Thursday, February 23, 2017

The Big Stick (Part 1)


Things were very different here seven years ago. In 2010, the sunspots were finally starting to return after one of the more lengthy solar minimums. Our fledgling ham radio “club” boasted a record four members and we were planning to build a big club station. That year, after a bit of an unexpected windfall, I picked up a Mosley S-33 tribander. This 3-element 17/20/40m yagi was to be one of the main antennas for the club station, along with my venerable TH6DXX but, before we could even get started, everything changed. Our club evaporated when half the members (VE8DW and VE8NE) moved away and VE8GER retired, preferring to spend most of his time out of town. I had a snazzy portable ham shack that worked fine but dragging it up to our club site to operate was also starting to get old. The time was ripe for a new plan.

In 2012 the real estate market here collapsed and I ended up moving into a house that I had been renovating for resale. It had a fairly large lot and neighbours on all sides but it also had one feature that was unusual in these parts: there were no high-voltage power lines bordering the property. All the local utilities are above ground and most everywhere there are 2400V AC lines distributing power to transformers that step it down to 120/240V for residential use. For some reason, the high tension lines stopped up the street and only the lower voltage wires were extended to feed the last three houses on the block. As a ham, this meant two things. First, the background noise would be somewhat quieter, and second, I could put up a tower or two without having to stress about proximity to high voltage wires.
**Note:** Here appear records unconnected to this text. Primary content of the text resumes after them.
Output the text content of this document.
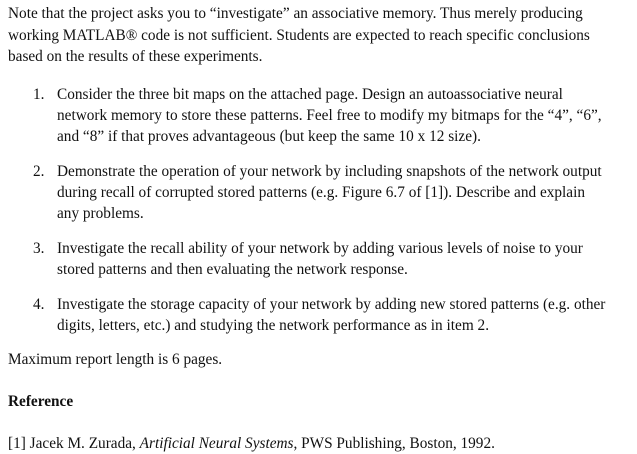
Note that the project asks you to “investigate” an associative memory. Thus merely producing
working MATLAB® code is not sufficient. Students are expected to reach specific conclusions
based on the results of these experiments.
1. Consider the three bit maps on the attached page. Design an autoassociative neural
network memory to store these patterns. Feel free to modify my bitmaps for the “4”, “6”,
and “8” if that proves advantageous (but keep the same 10 x 12 size).
2. Demonstrate the operation of your network by including snapshots of the network output
during recall of corrupted stored patterns (e.g. Figure 6.7 of [1]). Describe and explain
any problems.
3. Investigate the recall ability of your network by adding various levels of noise to your
stored patterns and then evaluating the network response.
4. Investigate the storage capacity of your network by adding new stored patterns (e.g. other
digits, letters, etc.) and studying the network performance as in item 2.
Maximum report length is 6 pages.
Reference
[1] Jacek M. Zurada, Artificial Neural Systems, PWS Publishing, Boston, 1992.
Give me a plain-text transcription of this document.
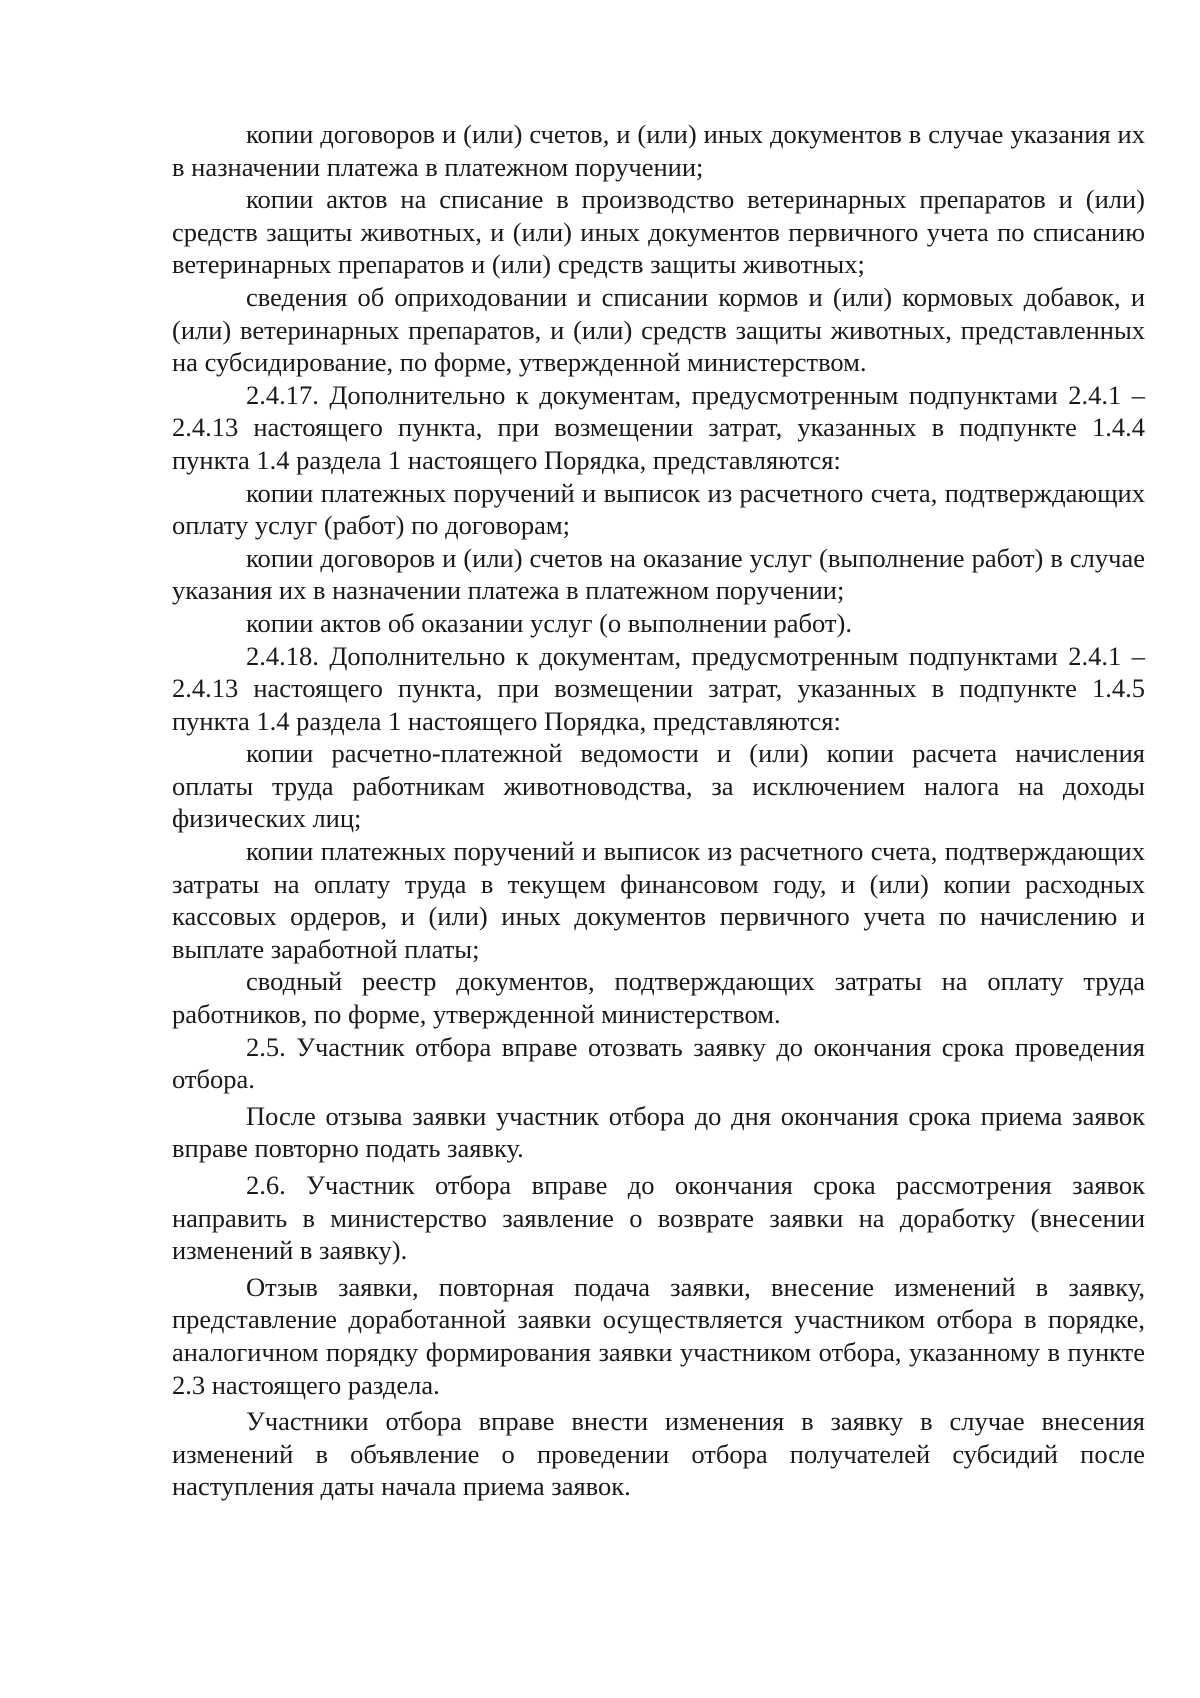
копии договоров и (или) счетов, и (или) иных документов в случае указания их в назначении платежа в платежном поручении;

копии актов на списание в производство ветеринарных препаратов и (или) средств защиты животных, и (или) иных документов первичного учета по списанию ветеринарных препаратов и (или) средств защиты животных;

сведения об оприходовании и списании кормов и (или) кормовых добавок, и (или) ветеринарных препаратов, и (или) средств защиты животных, представленных на субсидирование, по форме, утвержденной министерством.

2.4.17. Дополнительно к документам, предусмотренным подпунктами 2.4.1 – 2.4.13 настоящего пункта, при возмещении затрат, указанных в подпункте 1.4.4 пункта 1.4 раздела 1 настоящего Порядка, представляются:

копии платежных поручений и выписок из расчетного счета, подтверждающих оплату услуг (работ) по договорам;

копии договоров и (или) счетов на оказание услуг (выполнение работ) в случае указания их в назначении платежа в платежном поручении;

копии актов об оказании услуг (о выполнении работ).

2.4.18. Дополнительно к документам, предусмотренным подпунктами 2.4.1 – 2.4.13 настоящего пункта, при возмещении затрат, указанных в подпункте 1.4.5 пункта 1.4 раздела 1 настоящего Порядка, представляются:

копии расчетно-платежной ведомости и (или) копии расчета начисления оплаты труда работникам животноводства, за исключением налога на доходы физических лиц;

копии платежных поручений и выписок из расчетного счета, подтверждающих затраты на оплату труда в текущем финансовом году, и (или) копии расходных кассовых ордеров, и (или) иных документов первичного учета по начислению и выплате заработной платы;

сводный реестр документов, подтверждающих затраты на оплату труда работников, по форме, утвержденной министерством.

2.5. Участник отбора вправе отозвать заявку до окончания срока проведения отбора.

После отзыва заявки участник отбора до дня окончания срока приема заявок вправе повторно подать заявку.

2.6. Участник отбора вправе до окончания срока рассмотрения заявок направить в министерство заявление о возврате заявки на доработку (внесении изменений в заявку).

Отзыв заявки, повторная подача заявки, внесение изменений в заявку, представление доработанной заявки осуществляется участником отбора в порядке, аналогичном порядку формирования заявки участником отбора, указанному в пункте 2.3 настоящего раздела.

Участники отбора вправе внести изменения в заявку в случае внесения изменений в объявление о проведении отбора получателей субсидий после наступления даты начала приема заявок.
My (somewhat) ambitious plans from 2012.  The receiving antennas never worked well enough to keep them up but eventually everything else got done except the tower for the S-33.


It took me a while but eventually, in 2013, I put up a 64-foot DMX tower for my TH6DXX yagi. It was all I could manage at the time. I knew that for the S-33 to perform on 40 meters it would need a much larger tower so it remained stacked on the ground while I tried to figure out how to do that on my meager budget. For a 40m yagi you need at least a 70 foot tower and, although I had found the space to run guy wires for my other tower (a TH6 is a bit much for an un-guyed DMX tower), I knew that the only way to fit in a second tower of that height would be with one that was free-standing. This posed several huge challenges.

For starters, even though the S-33 is rather small for a 40m yagi, it is still a big chunk of aluminum. It weighs 100 pounds, has a 24-foot boom, and the elements are almost 50 feet each. It was going to require a substantial tower. My first inclination was a 72-foot Titan tower from Trylon. These are the ‘standard’ heavy-duty towers around here (made in Canada) but they start at about $3000 and go up from there depending on your wind loading requirements. As might be expected, they are also very heavy which means they are difficult to move, install, and ship. For a long time I also had my eye on an aluminum tower from Universal Manufacturing in Michigan. Much lighter and with a convenient tilt-over base, these looked attractive for a while when the US and Canadian dollar were at par but as the American dollar went up and up they rapidly became prohibitively expensive.

As anyone who has ever bought a tower knows, one of the other big expenses is shipping. Even knocked down and with the sections nested together, towers are bulky and heavy and shipping them all the way up here to the edge of the world costs twice as much as shipping them anywhere else in the country. No matter how hard I tried, I couldn’t find a way to get the shipping cost from the East (where all the towers come from) to the far North under $2000.

Then there is the issue of the foundation. Everything here is built on permafrost so a standard concrete foundation was out of the question. The constant freezing and thawing of the “active layer” would more than likely shift the concrete and we can’t have that. The simplest solution is to use steel pilings drilled into the permanently frozen subsoil. Once they’re frozen in below ground they usually don’t move and even if they do, it is vertical motion. There are several ways to ensure they don’t do that and almost everything up here is now built on “adfreeze piling” foundations despite their enormous cost. The price for suitable pipe can range between $800 to $3000 each, depending on the size and length. Add to that about $1000 per pipe for a drill rig to bore the hole, drop the pipe in, and backfill with a wet sand slurry to freeze it in place. Yikes! At one point I seriously considered buying a decrepit old bulldozer and just using that as a tower base…

Staring at a $10,000+ price tag to put the big Mosley in the air, suffice to say that it remained on the ground for a very long time. The XYL had no problem (more or less) with me putting up another tower but there was no way the money was going to come out of the family coffers. If I wanted to make it happen I was going to have to find a way to substantially lower the cost and I was going to have to raise the money “off the books”.